ATLAS releases precise new measurement of Higgs boson production in association with top quarks

23 July 2024 | By

As the heaviest elementary particle in the Standard Model, the top quark is pivotal for understanding the origin of mass. The ATLAS Collaboration is studying the production of the Higgs boson together with a top-quark pair (“ttH production”). Although this process accounts for only about 1% of all Higgs bosons produced, it provides a unique opportunity for researchers to directly measure the interaction between the top quark and the Higgs boson, known as the “top Yukawa coupling.”

The ATLAS Collaboration has studied ttH production across various Higgs-boson decays, including its most common decay into bottom quark pairs (the “ttH(bb) process”). In 2022, researchers measured the ttH(bb) production rate using the full LHC Run-2 dataset collected in 2015–2018. The measured signal was lower than predicted, but still compatible with the Standard Model within uncertainties.

When performing ttH(bb) measurements, researchers face several challenges. One major issue is that other top-quark-pair-production processes produce signals similar to those of the ttH(bb) process, making them difficult to distinguish. Developing accurate theoretical descriptions of these background processes is also very difficult.

ATLAS physicists are continuously refining their analysis methods and boosting their experiment's precision. At the recent International Conference on High-Energy Physics (ICHEP) 2024, the ATLAS Collaboration presented a new measurement of the ttH(bb) process using the same Run-2 dataset, achieving a factor of two better expected ttH signal significance compared to the previous result.


Researchers used advanced machine-learning techniques to achieve the most precise individual measurement of ttH production.


Plots or Distributions,Physics,ATLAS
Simplified view summarising all events in the analysis. Observed and expected event yields are displayed as a function of the ratio of the post-fit signal (S) and total background (B) yields, and shown logarithmically to easily display a large range of this variable. The signal is shown for the best-fit signal strength, μ = 0.81, and the Standard Model prediction, μ = 1.0. The lower panel shows the ratio of the data to the post-fit background prediction, compared to the signal-plus-background prediction with the best-fit signal strength, and the Standard Model prediction. The shaded band represents the total uncertainty on the background prediction. (Image: ATLAS Collaboration/CERN)

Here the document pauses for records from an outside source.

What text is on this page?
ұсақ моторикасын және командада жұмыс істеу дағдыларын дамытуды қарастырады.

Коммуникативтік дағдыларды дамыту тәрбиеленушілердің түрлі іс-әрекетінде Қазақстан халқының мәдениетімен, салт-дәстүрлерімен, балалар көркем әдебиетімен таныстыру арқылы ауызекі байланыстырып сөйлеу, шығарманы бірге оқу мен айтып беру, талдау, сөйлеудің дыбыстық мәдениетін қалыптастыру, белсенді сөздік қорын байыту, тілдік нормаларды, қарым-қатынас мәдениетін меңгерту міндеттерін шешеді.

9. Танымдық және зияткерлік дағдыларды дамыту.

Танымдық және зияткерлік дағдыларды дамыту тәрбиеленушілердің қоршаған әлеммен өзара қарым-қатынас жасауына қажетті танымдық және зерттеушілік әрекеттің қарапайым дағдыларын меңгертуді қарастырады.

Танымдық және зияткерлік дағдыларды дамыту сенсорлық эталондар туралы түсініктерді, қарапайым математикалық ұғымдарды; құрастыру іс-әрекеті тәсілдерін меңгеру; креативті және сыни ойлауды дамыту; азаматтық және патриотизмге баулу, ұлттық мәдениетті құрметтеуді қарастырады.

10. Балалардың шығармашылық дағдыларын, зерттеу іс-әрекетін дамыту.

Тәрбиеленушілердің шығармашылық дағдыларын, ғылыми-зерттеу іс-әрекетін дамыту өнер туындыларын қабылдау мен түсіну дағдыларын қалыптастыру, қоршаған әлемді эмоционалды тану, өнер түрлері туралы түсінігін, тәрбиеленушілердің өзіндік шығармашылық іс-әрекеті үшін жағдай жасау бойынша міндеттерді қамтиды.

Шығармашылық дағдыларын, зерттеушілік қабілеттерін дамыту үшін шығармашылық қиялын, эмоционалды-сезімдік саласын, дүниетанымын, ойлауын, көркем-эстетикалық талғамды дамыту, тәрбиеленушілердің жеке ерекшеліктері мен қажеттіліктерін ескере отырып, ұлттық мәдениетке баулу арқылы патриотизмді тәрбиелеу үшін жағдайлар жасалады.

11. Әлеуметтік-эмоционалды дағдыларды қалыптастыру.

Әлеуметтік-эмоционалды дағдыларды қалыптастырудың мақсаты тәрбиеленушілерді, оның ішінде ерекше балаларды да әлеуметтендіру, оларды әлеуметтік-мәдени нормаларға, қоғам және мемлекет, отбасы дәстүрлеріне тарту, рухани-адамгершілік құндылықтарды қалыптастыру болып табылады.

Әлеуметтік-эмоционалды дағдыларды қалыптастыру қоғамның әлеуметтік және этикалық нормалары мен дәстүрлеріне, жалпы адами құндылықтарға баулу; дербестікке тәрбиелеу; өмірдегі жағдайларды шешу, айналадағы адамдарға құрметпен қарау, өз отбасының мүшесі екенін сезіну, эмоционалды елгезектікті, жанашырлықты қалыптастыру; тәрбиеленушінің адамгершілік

Researchers incorporated refined reconstruction and calibration of physics objects, enhancing their ability to identify “jets” of particles originating from bottom quarks. Further, they worked with theorists to improve their description of top-quark background processes. This allowed them to expand their event selection criteria and analyse a factor of three more ttH(bb) events.

In addition, the ATLAS team used an advanced neural network to classify the selected collision events. This helped identify which jets likely originated from a Higgs-boson decay, enabling researchers to carry out additional measurements of the signal strength as a function of the Higgs boson transverse momentum. Signals could be organised into “simplified template cross sections” (STXS) regions. These categorise particle collisions according to properties associated with the production mode, allowing physicists to characterise the Higgs boson independently of its decay channel. The ttH(bb) process is particularly suited for probing events with the largest Higgs boson transverse momentum. These rare events can be sensitive to the signals of new physics beyond the Standard Model.

The results were found to be in good agreement with the Standard Model. The measured signal strength for ttH production is 0.81±0.21, compatible with the Standard Model prediction of 1, corresponding to an observed significance at the 4.6 standard-deviation level. This is just shy of the conventional 5 standard deviation requirement to claim an observation of ttH production in this decay channel. The figure shows a simplified view summarising all events in the analysis compared to the background prediction. It demonstrates an excess of data over the background prediction, compatible with events from ttH production.

This new measurement is the most precise individual measurement of ttH production – but it is only one piece of the puzzle! Ultimate precision will be reached when combining this result with the measurements of other Higgs boson final states.


About the event display: An event display of a tttH(bb) candidate event resulting in a single-lepton final state from proton–proton collisions recorded by the ATLAS detector with a centre of mass collision energy of 13 TeV. Cones represent the jets. The two cyan cones, which point to the right, represent b-tagged jets originating from a candidate Higgs boson. The dark blue cones, seen pointing directly up and down in the centre, represent b-tagged jets originating from candidate top quarks. The yellow cones, pointing to the left, represent non-b-tagged jets. The thick green line pointing to the bottom left represents the electron, and the dark green cells along this line illustrate the energy it deposits in the electromagnetic calorimeter, with each cell representing an energy deposition above a threshold of 500 MeV. Orange lines represent tracks in the inner detector above 2 GeV, and yellow cells show energy deposits in the hadronic calorimeter above 500 MeV.